= Passing Through (1977 film) =

1977 film by Larry Clark

Passing Through is a 1977 American film directed by Larry Clark and co-written by Clark and Ted Lange.

In 2023, the film was selected for preservation in the National Film Registry by the Library of Congress, being deemed "culturally, historically, or aesthetically significant".

==Plot==
The film tells the story of ex-con musician Eddie Warmack, who is trying to re-establish himself as a musician, hoping that an elder in the craft, Poppa Harris, could help him while he evades a predatory music industry controlled by white society. Warmack had received his sentence because he killed a gang member who was white. The person killed by Warmack had blinded another musician named Skeeter. There is another character, Maya, who is the romantic partner of the main character.

Warmack attempts to lead a rebellion against the music establishment, but is unable to get allies. However, an assassin from said establishment slays Skeeter in response. Maya takes a photograph of the murder.
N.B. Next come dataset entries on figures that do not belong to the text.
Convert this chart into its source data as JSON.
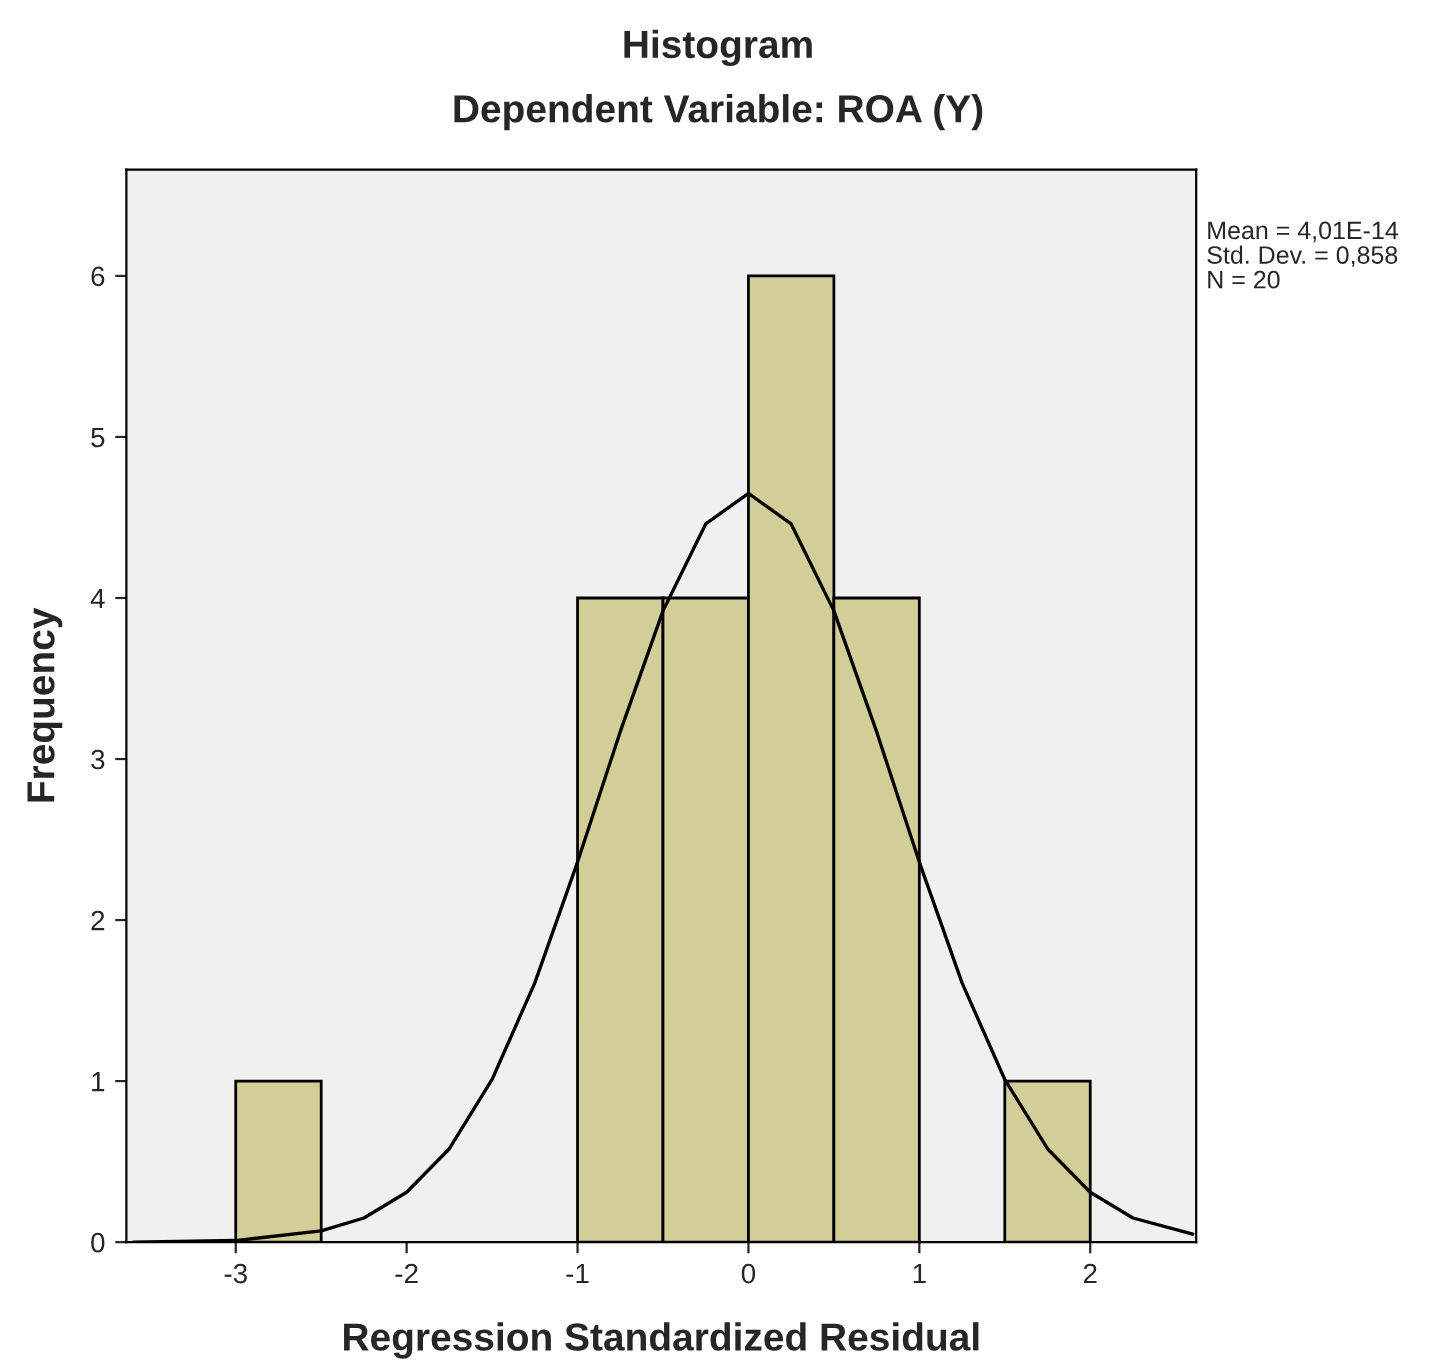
{
  "chart_data": {
    "type": "histogram",
    "title": "Histogram",
    "subtitle": "Dependent Variable: ROA (Y)",
    "xlabel": "Regression Standardized Residual",
    "ylabel": "Frequency",
    "bins": [
      -3,
      -2.5,
      -2,
      -1.5,
      -1,
      -0.5,
      0,
      0.5,
      1,
      1.5,
      2
    ],
    "values": [
      1,
      0,
      0,
      0,
      4,
      4,
      6,
      4,
      0,
      1
    ],
    "color": "#d3ce98",
    "series": [
      {
        "type": "line",
        "color": "#000000",
        "x": [
          -3.6,
          -3.0,
          -2.5,
          -2.25,
          -2.0,
          -1.75,
          -1.5,
          -1.25,
          -1.0,
          -0.75,
          -0.5,
          -0.25,
          0,
          0.25,
          0.5,
          0.75,
          1.0,
          1.25,
          1.5,
          1.75,
          2.0,
          2.25,
          2.6
        ],
        "values": [
          0.0,
          0.01,
          0.07,
          0.15,
          0.31,
          0.58,
          1.01,
          1.61,
          2.36,
          3.17,
          3.92,
          4.46,
          4.65,
          4.46,
          3.92,
          3.17,
          2.36,
          1.61,
          1.01,
          0.58,
          0.31,
          0.15,
          0.05
        ]
      }
    ],
    "xlim": [
      -3.64,
      2.62
    ],
    "ylim": [
      0,
      6.66
    ],
    "xticks": [
      -3,
      -2,
      -1,
      0,
      1,
      2
    ],
    "yticks": [
      0,
      1,
      2,
      3,
      4,
      5,
      6
    ],
    "annotations": [
      "Mean = 4,01E-14",
      "Std. Dev. = 0,858",
      "N = 20"
    ],
    "grid": false,
    "legend": false
  }
}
The main character and his allies get revenge by attacking the boss of the musical industry and murdering him and those with him.

==Cast==
- Nathaniel Taylor as Eddie Warmack
- Pamela B. Jones as Maya
- Sherryl Thompson as Trixie
- Bob Ogburn as Skeeter
- Clarence Muse as Poppa Harris
- Marla Gibbs as Secretary

==Creation==
Clark was in the UCLA film program while he directed the film. Clark chose to stay in the program and continue making films with the UCLA facilities, which allowed him to do so more inexpensively. Therefore, he did not direct Passing Through as his capstone film.

During production, Charles Burnett worked as a cameraman while Julie Dash worked as a sound technician; both of them would also complete their studies at UCLA and direct landmark films of their own.

The film’s score, arranged by Horace Tapscott, features music by Eric Dolphy, Charlie Parker, John Coltrane and Sun Ra, as well as a live performance by the Pan African Peoples Arkestra.

==Release==

Though it is now considered a landmark of American independent cinema, Passing Through cannot be seen outside of rare screenings by the director. Additionally, the film has not been released on home video.

When Clark made a personal appearance at a retrospective of his work at The Museum of Modern Art in 2022, he was asked why Passing Through could only be seen through theatrical exhibitions. Clark stated that he wanted to keep it that way so that the film would be seen in the right format and with a communal audience. He also expressed his disappointment at how films often look on home video formats, and he emphasized he did not want the film to be compromised in similar fashion. Clark added he was under no commercial pressure to make more money through home distribution as the film had been self-financed.

That same year, Peter Lucas, who established the Houston Museum of Fine Arts program Jazz on Film, reiterated Clark's statements, adding that Passing Through was not likely to get a physical release nor a release on a streaming network.

Screenings for Passing Through typically come from a 16mm print or from a DCP made from a digital preservation courtesy of the UCLA Film & Television Archive.

==Reception==
According to Jan-Christopher Horak, the reactions were "mixed" in the "mainstream press". Since then, the film's reputation has grown in stature, with Richard Brody of The New Yorker calling it "one of the greatest movies about jazz."

Brody also praised the opening sequence as "a montage of musical creation, featuring multiple exposures of a vigorously modern group seen in mood-rich tones of blue and red; the rapid fingering of a saxophone and the angular athleticism of drumming are superimposed to give visual identity to the music’s rhythms. The sequence fuses documentary and impressionism, recording and transformation, while also crowning its painterly energy with yet another rhythmic red light that’s a part of the jazz life: a rotating one atop a police car."

Jonathan Rosenbaum of The Chicago Reader hailed the film as "original and thoughtful...a very special first feature, with a feeling for the music that’s boldly translated into film style."

Jazz critic Gary Giddins championed the film as "a genuinely innovative drama of Los Angeles musicians, in which Horace Tapscott’s score and recorded excerpts by Charlie Parker, Eric Dolphy and others telegraph the emotions of the characters with a specificity rare in any film...it’s like nothing else you’ve seen." With regards to the music, Giddins wrote that "Clark understands the distinctions between bebop and hard bop, borderline avant-garde and full-body avant-garde jazz. He uses those distinctions to telegraph the mood of the characters and story, combining original music with excerpts from classic jazz recordings."